I'm against politicians lying but this problem is really more complex and sophisticated than that, omission not being seen by most of us as lying. Only the Catholics have noticed the trouble omission causes. Combine it with that other tool of political leaders, plausible deniability and you have the requisite confusion and doubt they so depend upon. It’s their “easy button”: we feel screwed but don’t completely know how or why and usually don’t overthrow them. They may have gone a bridge too far this time but still, “who could have known?” That’s their story and they’re sticking by it. And we are complicit in the perpetuation of this cycle of deceit. We actually didn’t want to know that the Olympics were not financially viable and we were being ripped off and driven into recession by greed and deception. Many of us were invested in it.

This pattern will not change until more of us pay attention to what is going on around us. The lack of media attention and criticism (more omission) is an important reason we are not paying sufficient heed. Of course the lack of media coverage has lead to said absence of attention span which leads to more inattention and so on. So, to have any impact at all on these boondoggles, many more of us will have to dig to inform ourselves and I have grave doubts that a critical mass of people in this province will cease to omit doing so. Therefore, we will continue to not notice what we are not told and will get the govt. we deserve. They depend on us not noticing. Can't blame them for that; we're all doing it.

Anonymous said...

Sheesh.

The trolls are carrying heavy clubs these days.
That must be some stash of gold they're hiding!

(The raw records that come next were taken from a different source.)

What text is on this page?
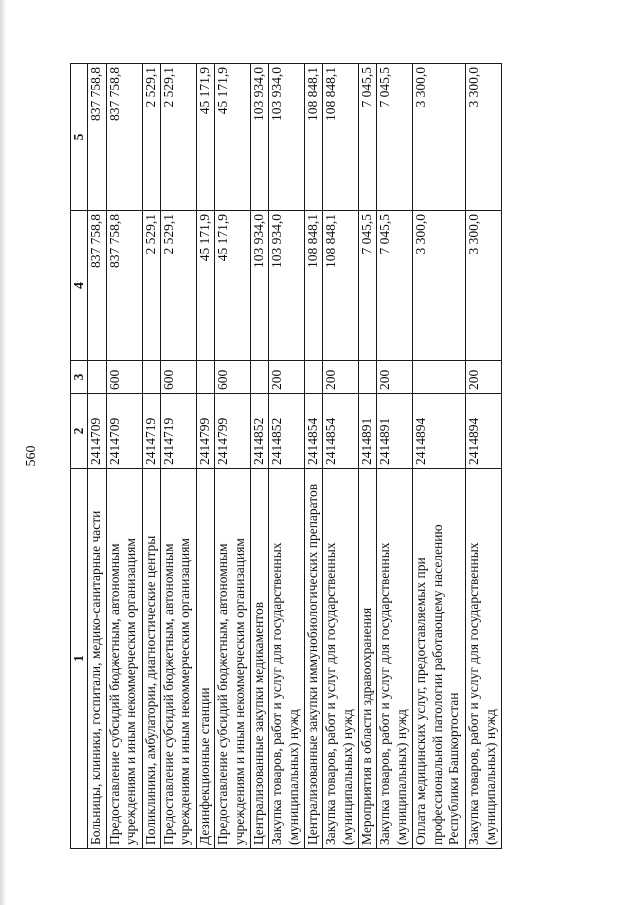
560
1	2	3	4	5
Больницы, клиники, госпитали, медико-санитарные части	2414709		837 758,8	837 758,8
Предоставление субсидий бюджетным, автономным учреждениям и иным некоммерческим организациям	2414709	600	837 758,8	837 758,8
Поликлиники, амбулатории, диагностические центры	2414719		2 529,1	2 529,1
Предоставление субсидий бюджетным, автономным учреждениям и иным некоммерческим организациям	2414719	600	2 529,1	2 529,1
Дезинфекционные станции	2414799		45 171,9	45 171,9
Предоставление субсидий бюджетным, автономным учреждениям и иным некоммерческим организациям	2414799	600	45 171,9	45 171,9
Централизованные закупки медикаментов	2414852		103 934,0	103 934,0
Закупка товаров, работ и услуг для государственных (муниципальных) нужд	2414852	200	103 934,0	103 934,0
Централизованные закупки иммунобиологических препаратов	2414854		108 848,1	108 848,1
Закупка товаров, работ и услуг для государственных (муниципальных) нужд	2414854	200	108 848,1	108 848,1
Мероприятия в области здравоохранения	2414891		7 045,5	7 045,5
Закупка товаров, работ и услуг для государственных (муниципальных) нужд	2414891	200	7 045,5	7 045,5
Оплата медицинских услуг, предоставляемых при профессиональной патологии работающему населению Республики Башкортостан	2414894		3 300,0	3 300,0
Закупка товаров, работ и услуг для государственных (муниципальных) нужд	2414894	200	3 300,0	3 300,0
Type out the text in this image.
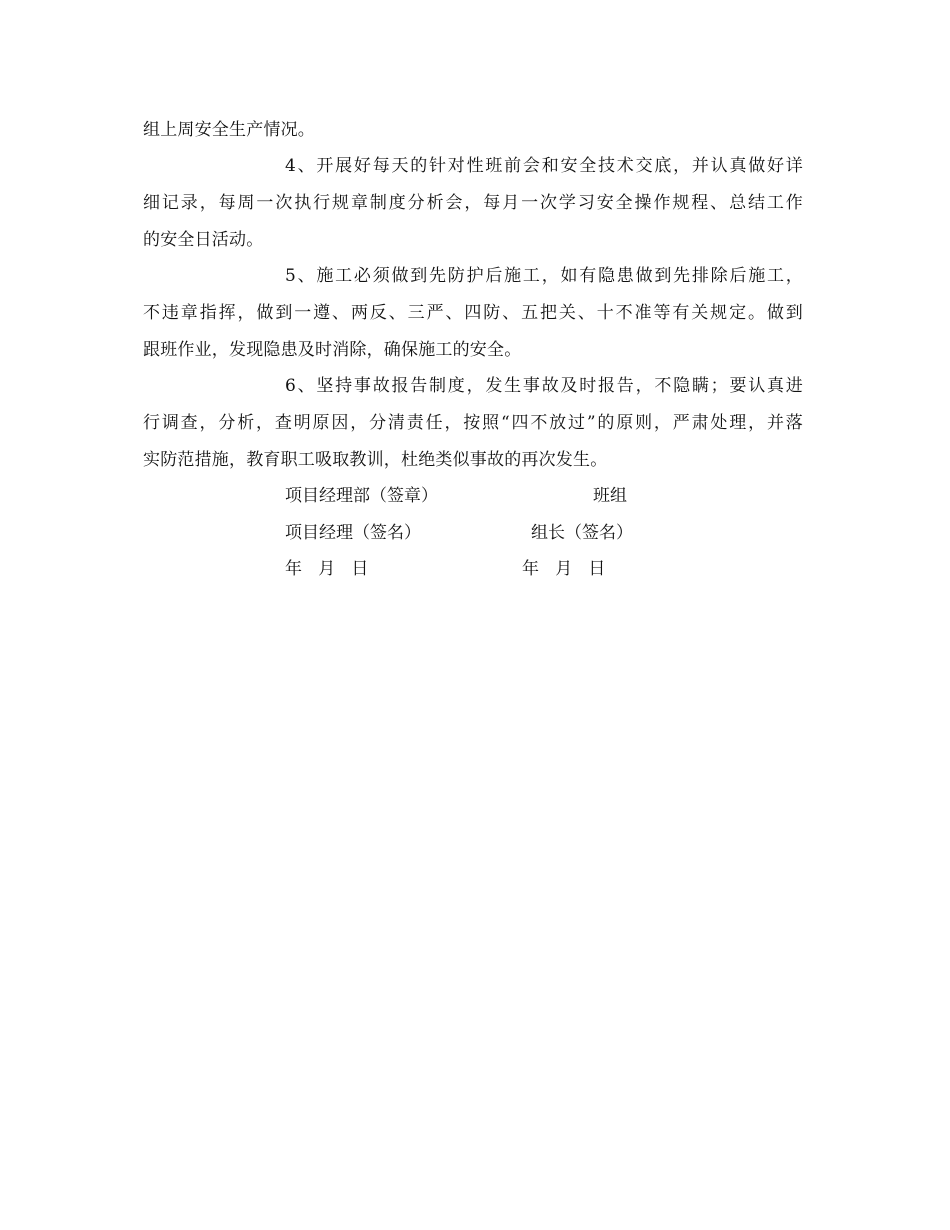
组上周安全生产情况。
4、开展好每天的针对性班前会和安全技术交底，并认真做好详
细记录，每周一次执行规章制度分析会，每月一次学习安全操作规程、总结工作
的安全日活动。
5、施工必须做到先防护后施工，如有隐患做到先排除后施工，
不违章指挥，做到一遵、两反、三严、四防、五把关、十不准等有关规定。做到
跟班作业，发现隐患及时消除，确保施工的安全。
6、坚持事故报告制度，发生事故及时报告，不隐瞒；要认真进
行调查，分析，查明原因，分清责任，按照“四不放过”的原则，严肃处理，并落
实防范措施，教育职工吸取教训，杜绝类似事故的再次发生。
项目经理部（签章）	班组
项目经理（签名）	组长（签名）
年   月   日	年   月   日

Fortunately, they turn to stone when exposed to light! Keep up the good work, Bill.

Anonymous said...

Ontario opposition high to harmonized tax, poll suggests
By Jordana Huber , Canwest News ServiceSeptember 23, 2009 1:39 PM
TORONTO — Polling conducted in the spring by the Ontario government found nearly 70 per cent of respondents were opposed to the province's tax harmonization plan.


The post-budget poll — which has a large margin of error — of 200 people was conducted for the Ministry of Finance at the end of March. It shows 68 per cent were opposed to a single sales tax that would apply to goods and services previously exempt from the provincial sales tax.


The survey was obtained by the NDP under the Freedom of Information Act.


The new tax is scheduled to take effect on July 1, 2010.


"One can only imagine what the numbers would look like if Ontarians were told the HST will kill up to 40,000 jobs each year," NDP Leader Andrea Horwath said during Question Period.


Conservative Leader Tim Hudak said the poll reflects what he has been hearing from Ontarians across the province.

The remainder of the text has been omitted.